$300M Puerto Rico Contract Awarded To Tiny Firm Financed By Big Trump Donors

FILE - In this Sept. 28, 2017, file photo, debris scatters a destroyed community in the aftermath of Hurricane Maria in Toa Alta, Puerto Rico. The Senate is pushing ahead on a $36.5 billion hurricane relief package t... FILE - In this Sept. 28, 2017, file photo, debris scatters a destroyed community in the aftermath of Hurricane Maria in Toa Alta, Puerto Rico. The Senate is pushing ahead on a $36.5 billion hurricane relief package that would give Puerto Rico a much-needed infusion of cash but rejects requests from the powerful Texas and Florida congressional delegations for additional money to rebuild after hurricanes Harvey and Irma. The measure is sure to sail through a Monday, Oct. 23, procedural vote and a final vote is expected no later than Tuesday. (AP Photo/Gerald Herbert, File) MORE LESS

A tiny Montana utility company that received a $300 million contract to help restore power to Puerto Rico after its electrical grid was devastated by Hurricane Maria is financed by major Trump donors and run by a CEO friendly with Interior Secretary Ryan Zinke, a series of recent reports has revealed.

The Puerto Rico Electric Power Authority’s granting of the huge contract to Whitefish Energy Holdings, a two-year-old company that reportedly had two full-time employees when the hurricane first hit, was first reported by the Weather Channel last week.

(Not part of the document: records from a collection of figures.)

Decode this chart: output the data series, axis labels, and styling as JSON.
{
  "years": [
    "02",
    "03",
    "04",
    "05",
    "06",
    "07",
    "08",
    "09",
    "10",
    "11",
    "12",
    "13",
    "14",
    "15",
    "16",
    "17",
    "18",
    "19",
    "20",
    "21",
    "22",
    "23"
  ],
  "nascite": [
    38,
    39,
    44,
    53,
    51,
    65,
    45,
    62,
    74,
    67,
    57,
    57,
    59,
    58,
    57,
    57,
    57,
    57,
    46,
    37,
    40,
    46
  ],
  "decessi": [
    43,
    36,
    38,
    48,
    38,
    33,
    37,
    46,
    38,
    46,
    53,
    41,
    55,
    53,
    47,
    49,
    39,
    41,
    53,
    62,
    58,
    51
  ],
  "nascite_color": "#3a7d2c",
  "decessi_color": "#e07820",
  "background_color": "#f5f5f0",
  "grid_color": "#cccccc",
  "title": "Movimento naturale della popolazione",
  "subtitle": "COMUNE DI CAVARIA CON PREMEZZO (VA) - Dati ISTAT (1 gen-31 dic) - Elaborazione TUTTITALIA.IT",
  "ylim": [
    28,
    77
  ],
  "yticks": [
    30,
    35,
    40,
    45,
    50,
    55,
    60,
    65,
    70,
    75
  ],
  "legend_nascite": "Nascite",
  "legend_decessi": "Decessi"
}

The Washington Post and the Daily Beast on Tuesday offered more details on the company’s backers. The Post noted that the firm is based in Zinke’s hometown and that its CEO, Andy Techmanski, is friendly with the Interior secretary, while the Daily Beast reported that Whitefish’s general partner maxed out donations to the Trump primary and general election campaigns, as well as a Trump super PAC, in 2016.

That newly surfaced information has raised eyebrows about just why Whitefish was awarded a contract to restore electricity to hundreds of thousands of Puerto Rico residents. The firm insists that everything is above board, with both Zinke’s office and Techmanski told the Post that the Interior secretary played no role in securing the contract.

But as multiple publications have noted, the type of work Whitefish will be doing is usually handled through “mutual aid” agreements with other utilities, rather than by for-profit companies, especially those of Whitefish’s exceptionally small size.

“The fact that there are so many utilities with experience in this and a huge track record of helping each other out, it is at least odd why [the utility] would go to Whitefish,” Susan F. Tierney, a former senior official at the Energy Department told the Post. “I’m scratching my head wondering how it all adds up.”

In addition to Techmanski’s relationship with Zinke, Joe Colonnetta, partner at Whitefish and founder of HBC Investments, the private-equity firm that finances the energy company, is a significant power player in Republican politics, according to the Beast.

Colonetta donated a total of $74,000 towards Trump’s presidential victory and $30,700 to the Republican National Committee, the Beast reported. His wife, Kimberly, separately gave $33,400 to the RNC shortly after Trump’s win, and was photographed with Secretary of State Rex Tillerson and Secretary of Housing and Urban Development Ben Carson during inauguration week, per the report.